MOLFETTA - Maddalena. L’indemoniata? La penitente? O la peccatrice? La figura della Maddalena è per molti versi l’emblema della coscienza del cristiano, vuoi per la sua intensa umanità, vuoi per gli aspetti controversi ed introversi della sua figura, vuoi perché infondo deve aver seguito Cristo da molto vicino e, per prima, essere stata testimone della grande notizia del Risorto.
Nella sua profonda dimensione terrena, ad ogni modo, conserva dei tratti non meglio identificabili o definibili che ci inducono a riscoprirla come Maria di Magdala, Maria di Betania o l’anonima peccatrice che si prostra ai piedi del Signore per ungerli ed asciugarli con la sua fluente chioma. O in tutte le situazioni come la stessa persona.
Tutti questi dati, queste sollecitazioni, hanno indubbiamente ispirato in grande parte gli artisti e le loro opere, rendendo vasta ed articolata anche la sua iconografia. La storia molfettese, in tale contesto, non è priva di tradizione e aspetti interessanti, considerando che della santa si contano almeno cinque edizioni dei simulacri in due secoli e limitatamente del “Purgatorio” legati ai riti della Settimana Santa.

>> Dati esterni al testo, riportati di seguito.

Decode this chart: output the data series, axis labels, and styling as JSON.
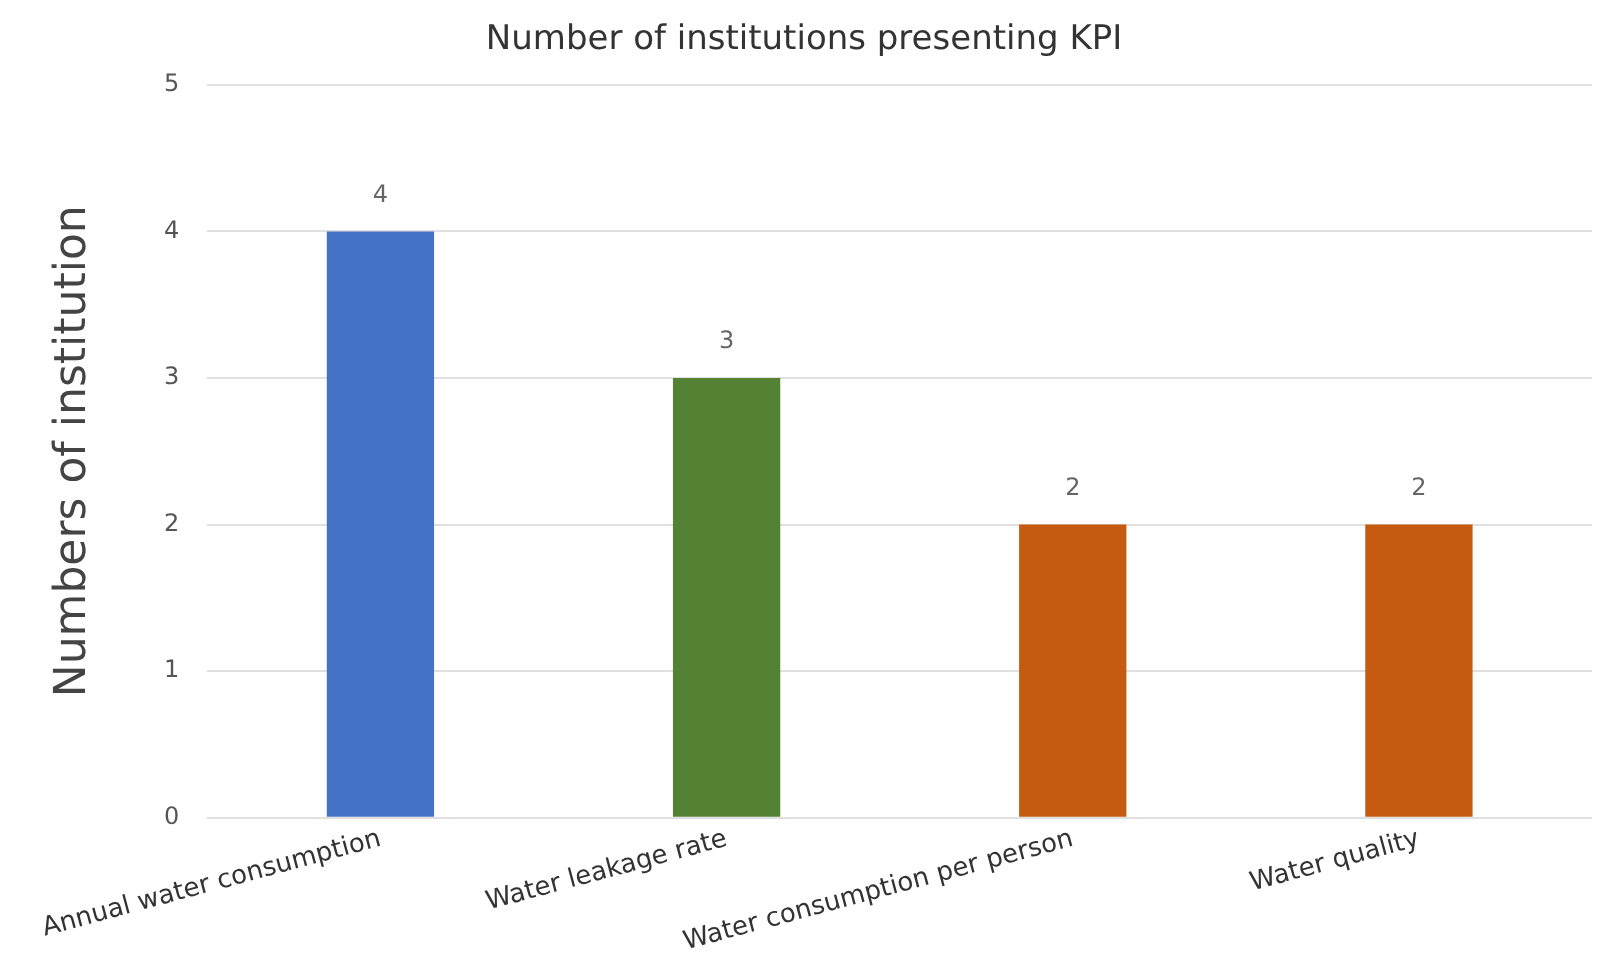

Due gli approfondimenti previsti su questi temi presso l’Auditorium “A.Salvucci”: sabato 16, ore 19.00, il prof. Don Sebastiano Pinto interrogherà i testi sacri per leggere i caratteri identitari della santa. Sabato 23, sempre alle 19.00, la dott.ssa Maria Raffaella La Grasta ne approfondirà l’iconografia. Non mancheranno studi sul restauro e sull’impegno dell’Arciconfraternita della Morte, la cui storia nasce proprio con la devozione nei confronti di Santa Maria Maddalena. Da sempre attenta e consapevole del patrimonio di fede connesso ai simulacri, siano essi lignei o in cartapesta, la confraternita ha inteso impegnarsi nel restauro della più antica effigie conservata sino ad oggi, volendo cogliere l’occasione per approfondire le tematiche ad essa connessa, anche in prospettiva dell’anniversario del suo quattrocentesimo anno dalla fondazione.

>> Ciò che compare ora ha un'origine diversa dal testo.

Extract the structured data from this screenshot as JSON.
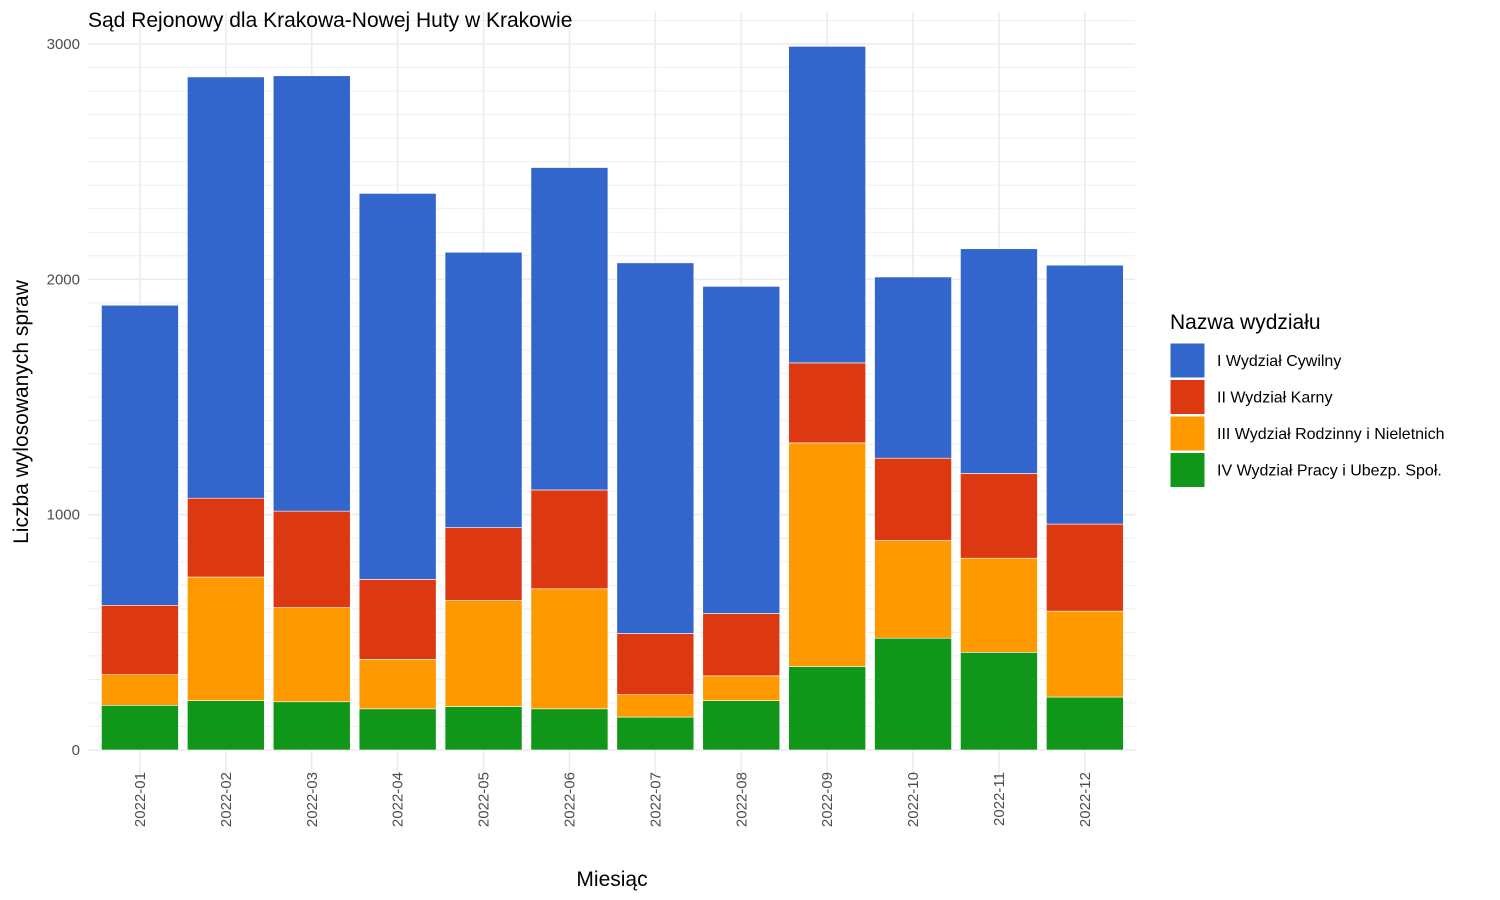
{
  "chart_data": {
    "type": "bar",
    "stacked": true,
    "title": "Sąd Rejonowy dla Krakowa-Nowej Huty w Krakowie",
    "xlabel": "Miesiąc",
    "ylabel": "Liczba wylosowanych spraw",
    "ylim": [
      0,
      3000
    ],
    "yticks": [
      0,
      1000,
      2000,
      3000
    ],
    "grid": true,
    "legend": {
      "title": "Nazwa wydziału",
      "position": "right"
    },
    "categories": [
      "2022-01",
      "2022-02",
      "2022-03",
      "2022-04",
      "2022-05",
      "2022-06",
      "2022-07",
      "2022-08",
      "2022-09",
      "2022-10",
      "2022-11",
      "2022-12"
    ],
    "series": [
      {
        "name": "IV Wydział Pracy i Ubezp. Społ.",
        "color": "#109618",
        "values": [
          190,
          210,
          205,
          175,
          185,
          175,
          140,
          210,
          355,
          475,
          415,
          225
        ]
      },
      {
        "name": "III Wydział Rodzinny i Nieletnich",
        "color": "#ff9900",
        "values": [
          130,
          525,
          400,
          210,
          450,
          510,
          95,
          105,
          950,
          415,
          400,
          365
        ]
      },
      {
        "name": "II Wydział Karny",
        "color": "#dc3912",
        "values": [
          295,
          335,
          410,
          340,
          310,
          420,
          260,
          265,
          340,
          350,
          360,
          370
        ]
      },
      {
        "name": "I Wydział Cywilny",
        "color": "#3366cc",
        "values": [
          1275,
          1790,
          1850,
          1640,
          1170,
          1370,
          1575,
          1390,
          1345,
          770,
          955,
          1100
        ]
      }
    ],
    "legend_order": [
      "I Wydział Cywilny",
      "II Wydział Karny",
      "III Wydział Rodzinny i Nieletnich",
      "IV Wydział Pracy i Ubezp. Społ."
    ]
  }
}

La collaborazione con il Museo Diocesano ha inoltre consentito di riscoprire l’originaria composizione dell’opera settecentesca, rivelando un immagine ben diversa da quelle a cui siamo abituati. La santa, avvolta da una stuoia di sacco e resa leggiadra da un classico drappo di stoffa, lascia che il suo corpo sia solo in parte ricoperto dai lunghi capelli. Preminenti e dirompenti il simbolo del memento mori e l’indicazione della salvezza, nella croce sollevata verso l’alto. Nessuna delle successive opere sarà così carica di significato, nessuna così intensa per i simboli e gli attributi di cui si correda.

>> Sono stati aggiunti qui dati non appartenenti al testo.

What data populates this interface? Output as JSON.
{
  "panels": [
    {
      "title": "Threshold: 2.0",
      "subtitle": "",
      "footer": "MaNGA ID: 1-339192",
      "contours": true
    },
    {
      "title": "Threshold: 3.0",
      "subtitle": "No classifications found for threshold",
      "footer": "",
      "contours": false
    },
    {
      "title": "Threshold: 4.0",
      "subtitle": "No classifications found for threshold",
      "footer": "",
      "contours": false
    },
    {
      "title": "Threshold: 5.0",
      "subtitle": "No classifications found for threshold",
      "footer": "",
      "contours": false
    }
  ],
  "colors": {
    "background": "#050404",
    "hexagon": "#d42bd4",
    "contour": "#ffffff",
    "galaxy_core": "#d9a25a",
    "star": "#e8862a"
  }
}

Nella storia, in vero, un’altra statua della Maddalena, la prima di Giulio Cozzoli, sembrerà per l’epoca in cui fu realizzata sin troppo pregna di intensità, a tal punto da non essere considerata opportuna per la processione. Quest’ultima, gentilmente concessa dalla famiglia degli eredi del grande maestro molfettese, e la scultura settecentesca saranno esposte nelle sale della Pinacoteca del Museo Diocesano, quale contributo all’approfondimento della figura evangelica della Maddalena ed alla meritoria azione di recupero e valorizzazione del patrimonio storico, artistico e di fede.